Today, workers at Whole Foods joined Amazon and Instacart in protesting their company’s handling of the COVID-19 coronavirus crisis. The employee protests are aimed to get their respective companies to offer better workers better conditions and compensation during the crisis. The Amazon owned grocery store joined efforts with a planned “sick out”. There have already been some repercussions for employees involved in the strike, an unfortunate reality that further highlights the divide between America’s socioeconomic classes
Amazon’s Fulfilment Center Strike
An Amazon warehouse in Staten Island, NY, saw its employees start a coordinated strike during their lunch break on Monday, March 30. The workers congregated outside the fulfillment center and engaged in a call-and-response chant of “how many cases we got? Ten!”

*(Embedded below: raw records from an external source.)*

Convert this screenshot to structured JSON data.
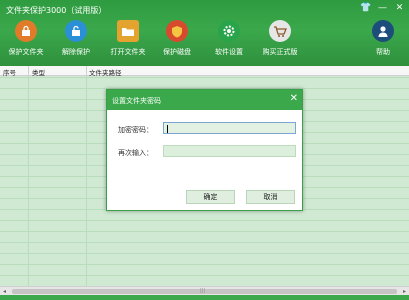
{
  "app": {
    "title": "文件夹保护3000（试用版）"
  },
  "window_controls": {
    "skin": "👕",
    "minimize": "—",
    "close": "✕"
  },
  "toolbar": {
    "items": [
      {
        "label": "保护文件夹",
        "icon": "lock-icon",
        "color": "#e07b2a"
      },
      {
        "label": "解除保护",
        "icon": "unlock-icon",
        "color": "#2b8fd6"
      },
      {
        "label": "打开文件夹",
        "icon": "folder-icon",
        "color": "#e4a22e"
      },
      {
        "label": "保护磁盘",
        "icon": "shield-icon",
        "color": "#d84a2d"
      },
      {
        "label": "软件设置",
        "icon": "gear-icon",
        "color": "#29a44a"
      },
      {
        "label": "购买正式版",
        "icon": "cart-icon",
        "color": "#e6e6e6"
      },
      {
        "label": "帮助",
        "icon": "user-help-icon",
        "color": "#1d4d7a"
      }
    ]
  },
  "table": {
    "columns": [
      "序号",
      "类型",
      "文件夹路径"
    ]
  },
  "dialog": {
    "title": "设置文件夹密码",
    "close": "✕",
    "password_label": "加密密码：",
    "password_value": "",
    "confirm_label": "再次输入：",
    "confirm_value": "",
    "ok_label": "确定",
    "cancel_label": "取消"
  },
  "scrollbar": {
    "left_arrow": "◂",
    "right_arrow": "▸",
    "grip": "|||"
  }
}
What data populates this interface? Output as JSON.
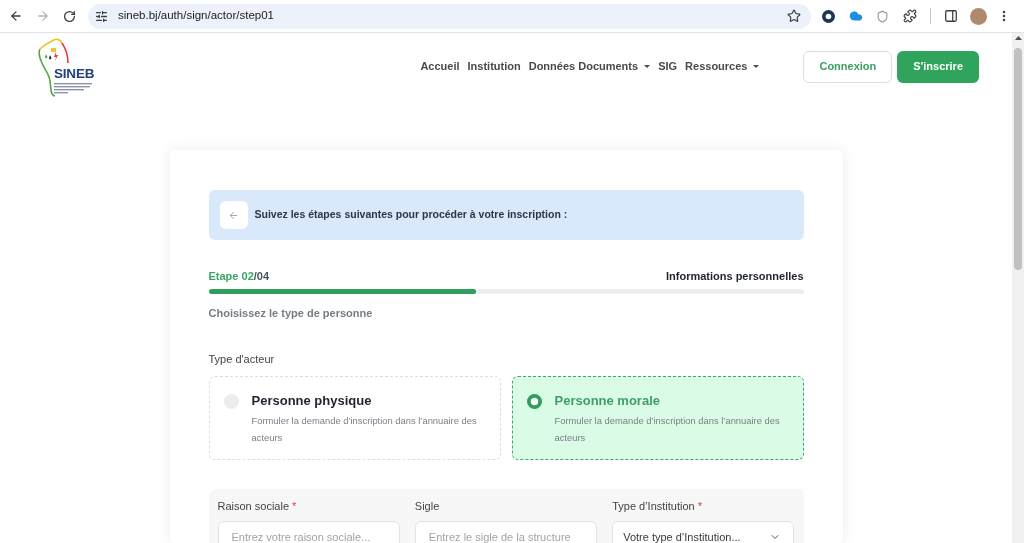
{
  "browser": {
    "url": "sineb.bj/auth/sign/actor/step01"
  },
  "header": {
    "logo": {
      "name": "SINEB"
    },
    "nav": [
      {
        "label": "Accueil",
        "dropdown": false
      },
      {
        "label": "Institution",
        "dropdown": false
      },
      {
        "label": "Données Documents",
        "dropdown": true
      },
      {
        "label": "SIG",
        "dropdown": false
      },
      {
        "label": "Ressources",
        "dropdown": true
      }
    ],
    "buttons": [
      {
        "label": "Connexion",
        "kind": "outline"
      },
      {
        "label": "S'inscrire",
        "kind": "primary"
      }
    ]
  },
  "banner": {
    "text": "Suivez les étapes suivantes pour procéder à votre inscription :"
  },
  "progress": {
    "step": "Etape 02",
    "total": "/04",
    "title": "Informations personnelles",
    "level": 0.45
  },
  "subtitle": "Choisissez le type de personne",
  "actor_type": {
    "label": "Type d'acteur",
    "options": [
      {
        "title": "Personne physique",
        "description": "Formuler la demande d’inscription dans l’annuaire des acteurs",
        "selected": false
      },
      {
        "title": "Personne morale",
        "description": "Formuler la demande d’inscription dans l’annuaire des acteurs",
        "selected": true
      }
    ]
  },
  "form": {
    "fields": [
      {
        "label": "Raison sociale",
        "required_mark": "*",
        "kind": "text",
        "placeholder": "Entrez votre raison sociale..."
      },
      {
        "label": "Sigle",
        "kind": "text",
        "placeholder": "Entrez le sigle de la structure"
      },
      {
        "label": "Type d’Institution",
        "required_mark": "*",
        "kind": "select",
        "value": "Votre type d’Institution..."
      }
    ]
  }
}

One employee of the center was quoted in a written statement by advocacy group Athena as saying, “We are working long, crowded shifts in the epicenter of a global pandemic, and Amazon has failed to provide us with the most basic safeguards to protect us, our families, and the public’s health … “We are walking out to protest the impossible choice of coming to work at a toxic workplace and possibly spreading the virus or going unpaid during an economic crisis.”
The employee who lead the walkout, Christian Smalls, has since been fired by Amazon. An Amazon spokesperson said that Smalls had been fired for violating social distancing guidelines by reporting to work on Monday. Smalls maintains that he organized the walk out because management refused to listen to his pleas to close down the fulfillment center for two weeks after a worker tested positive for the virus. New York’s attorney general, Leticia James, has described Small’s termination as “disgraceful” and is considering investigating the incident.

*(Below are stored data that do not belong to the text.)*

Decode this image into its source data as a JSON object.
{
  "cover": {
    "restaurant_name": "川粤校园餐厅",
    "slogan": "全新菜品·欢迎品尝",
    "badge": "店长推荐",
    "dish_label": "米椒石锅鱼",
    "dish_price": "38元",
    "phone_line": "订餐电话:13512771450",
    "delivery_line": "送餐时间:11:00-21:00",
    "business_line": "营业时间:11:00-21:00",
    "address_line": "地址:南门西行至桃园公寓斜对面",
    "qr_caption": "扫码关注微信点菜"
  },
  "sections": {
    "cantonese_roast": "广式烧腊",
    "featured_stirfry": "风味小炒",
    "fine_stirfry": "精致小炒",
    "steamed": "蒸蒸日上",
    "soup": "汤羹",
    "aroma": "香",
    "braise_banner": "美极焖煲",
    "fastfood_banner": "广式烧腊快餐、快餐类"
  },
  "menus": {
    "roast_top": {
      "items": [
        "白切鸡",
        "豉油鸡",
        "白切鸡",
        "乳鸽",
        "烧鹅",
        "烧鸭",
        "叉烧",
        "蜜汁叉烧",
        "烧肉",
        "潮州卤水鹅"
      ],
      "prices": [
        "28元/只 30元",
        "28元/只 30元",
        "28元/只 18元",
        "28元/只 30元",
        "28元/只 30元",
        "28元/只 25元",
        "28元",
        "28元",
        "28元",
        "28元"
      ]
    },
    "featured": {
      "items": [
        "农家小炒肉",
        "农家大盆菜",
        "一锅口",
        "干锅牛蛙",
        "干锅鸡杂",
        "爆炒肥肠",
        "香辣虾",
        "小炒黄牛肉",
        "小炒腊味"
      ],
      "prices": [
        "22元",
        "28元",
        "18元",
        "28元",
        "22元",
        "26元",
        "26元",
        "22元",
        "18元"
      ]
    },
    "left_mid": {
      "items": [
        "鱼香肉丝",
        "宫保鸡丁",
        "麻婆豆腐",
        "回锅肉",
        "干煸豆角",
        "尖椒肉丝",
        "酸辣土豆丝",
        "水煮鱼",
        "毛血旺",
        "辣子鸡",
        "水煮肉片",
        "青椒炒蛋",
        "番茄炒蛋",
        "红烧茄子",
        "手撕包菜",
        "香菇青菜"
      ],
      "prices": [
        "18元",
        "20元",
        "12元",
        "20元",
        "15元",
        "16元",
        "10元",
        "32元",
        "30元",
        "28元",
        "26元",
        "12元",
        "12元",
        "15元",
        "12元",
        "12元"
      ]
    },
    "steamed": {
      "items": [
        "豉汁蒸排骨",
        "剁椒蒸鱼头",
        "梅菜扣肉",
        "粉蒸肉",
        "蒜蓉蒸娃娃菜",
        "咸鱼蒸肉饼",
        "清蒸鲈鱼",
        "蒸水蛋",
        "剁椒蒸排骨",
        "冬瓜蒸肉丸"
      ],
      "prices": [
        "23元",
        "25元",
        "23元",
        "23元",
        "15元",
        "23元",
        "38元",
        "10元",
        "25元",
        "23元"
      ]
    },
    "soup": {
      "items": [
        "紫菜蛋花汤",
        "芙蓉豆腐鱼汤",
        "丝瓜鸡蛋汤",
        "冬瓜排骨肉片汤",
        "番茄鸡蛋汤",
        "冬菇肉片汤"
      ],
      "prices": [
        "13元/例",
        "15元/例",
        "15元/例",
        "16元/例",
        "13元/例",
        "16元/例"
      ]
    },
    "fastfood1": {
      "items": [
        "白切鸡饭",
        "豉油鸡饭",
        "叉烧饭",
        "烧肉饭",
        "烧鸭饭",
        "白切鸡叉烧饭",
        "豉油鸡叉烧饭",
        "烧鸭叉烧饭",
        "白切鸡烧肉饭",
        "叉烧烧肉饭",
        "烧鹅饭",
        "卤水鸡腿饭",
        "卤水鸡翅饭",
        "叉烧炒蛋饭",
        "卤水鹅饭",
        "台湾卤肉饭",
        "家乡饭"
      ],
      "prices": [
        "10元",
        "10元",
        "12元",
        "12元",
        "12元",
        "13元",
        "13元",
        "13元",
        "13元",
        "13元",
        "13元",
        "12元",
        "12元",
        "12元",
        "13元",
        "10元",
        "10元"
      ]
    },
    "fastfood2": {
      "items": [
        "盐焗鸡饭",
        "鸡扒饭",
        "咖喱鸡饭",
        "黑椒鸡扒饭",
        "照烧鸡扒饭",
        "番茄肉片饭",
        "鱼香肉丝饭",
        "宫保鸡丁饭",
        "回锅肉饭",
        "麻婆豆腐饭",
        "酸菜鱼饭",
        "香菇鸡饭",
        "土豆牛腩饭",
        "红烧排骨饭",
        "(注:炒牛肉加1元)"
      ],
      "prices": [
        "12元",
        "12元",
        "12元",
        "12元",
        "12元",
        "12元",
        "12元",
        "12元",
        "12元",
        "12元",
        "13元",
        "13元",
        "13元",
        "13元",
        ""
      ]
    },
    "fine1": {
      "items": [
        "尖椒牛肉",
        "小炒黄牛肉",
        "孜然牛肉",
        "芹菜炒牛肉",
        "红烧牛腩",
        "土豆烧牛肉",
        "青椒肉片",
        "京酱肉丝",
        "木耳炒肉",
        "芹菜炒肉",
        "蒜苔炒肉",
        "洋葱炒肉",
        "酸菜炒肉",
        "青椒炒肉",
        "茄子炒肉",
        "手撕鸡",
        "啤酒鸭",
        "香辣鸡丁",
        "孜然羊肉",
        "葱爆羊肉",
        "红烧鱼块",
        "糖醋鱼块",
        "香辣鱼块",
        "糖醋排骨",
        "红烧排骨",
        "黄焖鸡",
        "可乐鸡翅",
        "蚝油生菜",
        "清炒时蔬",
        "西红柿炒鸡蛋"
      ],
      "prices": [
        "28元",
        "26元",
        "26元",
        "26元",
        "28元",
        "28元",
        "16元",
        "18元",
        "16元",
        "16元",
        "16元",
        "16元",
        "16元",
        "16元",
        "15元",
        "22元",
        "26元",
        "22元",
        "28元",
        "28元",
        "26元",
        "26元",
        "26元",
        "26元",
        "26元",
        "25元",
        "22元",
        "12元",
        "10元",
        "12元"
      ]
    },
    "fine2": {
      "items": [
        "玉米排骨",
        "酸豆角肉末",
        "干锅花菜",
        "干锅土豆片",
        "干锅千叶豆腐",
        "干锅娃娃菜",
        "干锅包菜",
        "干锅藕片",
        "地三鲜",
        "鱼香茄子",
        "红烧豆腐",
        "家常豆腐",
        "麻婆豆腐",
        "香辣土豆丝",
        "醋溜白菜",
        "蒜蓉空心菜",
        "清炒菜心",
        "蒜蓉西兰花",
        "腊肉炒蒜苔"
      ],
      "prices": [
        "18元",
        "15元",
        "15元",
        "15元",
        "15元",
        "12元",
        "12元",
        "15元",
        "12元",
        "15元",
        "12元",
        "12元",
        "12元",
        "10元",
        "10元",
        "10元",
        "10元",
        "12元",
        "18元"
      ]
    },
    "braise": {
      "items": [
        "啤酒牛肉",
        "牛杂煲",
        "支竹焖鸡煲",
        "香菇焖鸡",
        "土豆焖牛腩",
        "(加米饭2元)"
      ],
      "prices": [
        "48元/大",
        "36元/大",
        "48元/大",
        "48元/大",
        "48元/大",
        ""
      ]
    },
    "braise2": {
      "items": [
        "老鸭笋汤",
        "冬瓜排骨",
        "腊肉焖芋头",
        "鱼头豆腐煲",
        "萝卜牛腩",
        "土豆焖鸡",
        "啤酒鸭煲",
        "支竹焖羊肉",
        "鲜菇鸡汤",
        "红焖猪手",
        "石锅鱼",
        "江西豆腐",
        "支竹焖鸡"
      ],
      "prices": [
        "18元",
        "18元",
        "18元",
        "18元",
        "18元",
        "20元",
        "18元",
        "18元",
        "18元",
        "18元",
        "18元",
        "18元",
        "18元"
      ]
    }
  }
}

These conflicting accounts raise suspicion as to the true reason Smalls was fired and adds further credence to Rep. Alexandra Ocasio-Cortez’s statement that “There’s absolutely racial and class inequities baked into this crisis … If you are able to stay home, you are a privileged person in this moment and in this crisis.”
Small’s case is not the only one of differing statements between Amazon’s workers and spokespeople. In an impassioned speech outside of the fulfillment center during Monday’s walk out, and employee wearing a scarf over their face explained “They don’t provide us with masks. They say they do, they don’t! … They’re sugarcoating everything, they’re downplaying everything.”

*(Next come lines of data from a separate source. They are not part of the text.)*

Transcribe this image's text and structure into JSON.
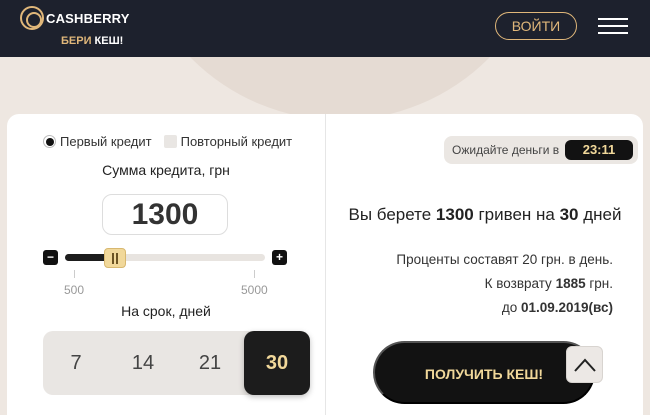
{
  "header": {
    "logo_text": "CASHBERRY",
    "slogan_part1": "БЕРИ ",
    "slogan_part2": "КЕШ!",
    "login_label": "ВОЙТИ",
    "menu_icon": "hamburger-menu-icon"
  },
  "calculator": {
    "credit_type": {
      "first_label": "Первый кредит",
      "repeat_label": "Повторный кредит",
      "selected": "first"
    },
    "amount_title": "Сумма кредита, грн",
    "amount_value": "1300",
    "slider": {
      "min_label": "500",
      "max_label": "5000",
      "min": 500,
      "max": 5000,
      "value": 1300
    },
    "minus_label": "−",
    "plus_label": "+",
    "term_title": "На срок, дней",
    "terms": [
      "7",
      "14",
      "21",
      "30"
    ],
    "selected_term": "30"
  },
  "result": {
    "wait_label": "Ожидайте деньги в",
    "timer": "23:11",
    "summary_prefix": "Вы берете ",
    "summary_amount": "1300",
    "summary_mid": " гривен на ",
    "summary_days": "30",
    "summary_suffix": " дней",
    "interest_text": "Проценты составят 20 грн. в день.",
    "return_prefix": "К возврату ",
    "return_amount": "1885",
    "return_suffix": " грн.",
    "due_prefix": "до ",
    "due_date": "01.09.2019(вс)",
    "cta_label": "ПОЛУЧИТЬ КЕШ!"
  },
  "colors": {
    "header_bg": "#1d212d",
    "accent_gold": "#e0b77a",
    "cta_bg": "#121212",
    "cta_text": "#f1d89a"
  }
}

Instacart, Whole Foods Join in Striking
150,000 Instacart employees decided to initiate a strike on Monday as well. The grocery delivery service came out ahead of the strike by announcing that they would be distributing health and safety supplies to their workers as well as developing new tipping settings in an attempt to increase the amount their shoppers take home in tips.
In a press release, Instacart said, “We’ve been evaluating the COVID-19 crisis minute-by-minute to provide real-time support for Instacart shoppers and customers throughout North America.” The company’s efforts did not address the additional $5 an hour workers wanted for hazard pay, and Monday saw approximately 75% of the company’s work force initiate a nationwide strike.
Joining the fight for better safety measures and compensation, Whole Foods employees are set to stage a “sick-out” strike today, Tuesday March 31st. This is set to take place in conjunction with a planned sick-out by employees of Whole Foods’ parent company, Amazon.
Strikes Garnering Support for Worker’s Rights but Will They Help?
Rep. Ocasio-Cortez of the heavily affected New York City is not the only voicing support for the striking workers. The protests by Amazon, Instacart and Whole Foods employees has garnered support from the United Food and Commercial Workers (UFCW) International Union. UFCW International President, Marc Perrone, praised the striking efforts in a statement, “Amazon, Instacart and Whole Foods workers are sending a powerful message that it’s time to stop putting corporate profits ahead of the health and safety of the men and women who are critical to our food supply, and are on the frontlines of the coronavirus outbreak.”
We will see if the protests will help get the workers the safety measures and compensation they seek. Instacart has made clear that the strike they experienced did not affect their bottom line, with an increase in shoppers working for the app and a record setting number of groceries sold. Amazon has said that they are increasing pay temporarily to $17 an hour while also saying that they will continue to hire new workers to help during the crisis.
One thing is certain, with the amount of people laid off from their service industry jobs, companies like Amazon will have no problem replacing workers that they fire. The sheer number of out of work individuals willing to risk working in one of the — at least — 17 fulfillment centers that have had workers test positive for COVID-19 may end up pulling the wind out of the sails of the strikes. At the very least, strikers can be proud that they have brought this issue to the nation’s attention.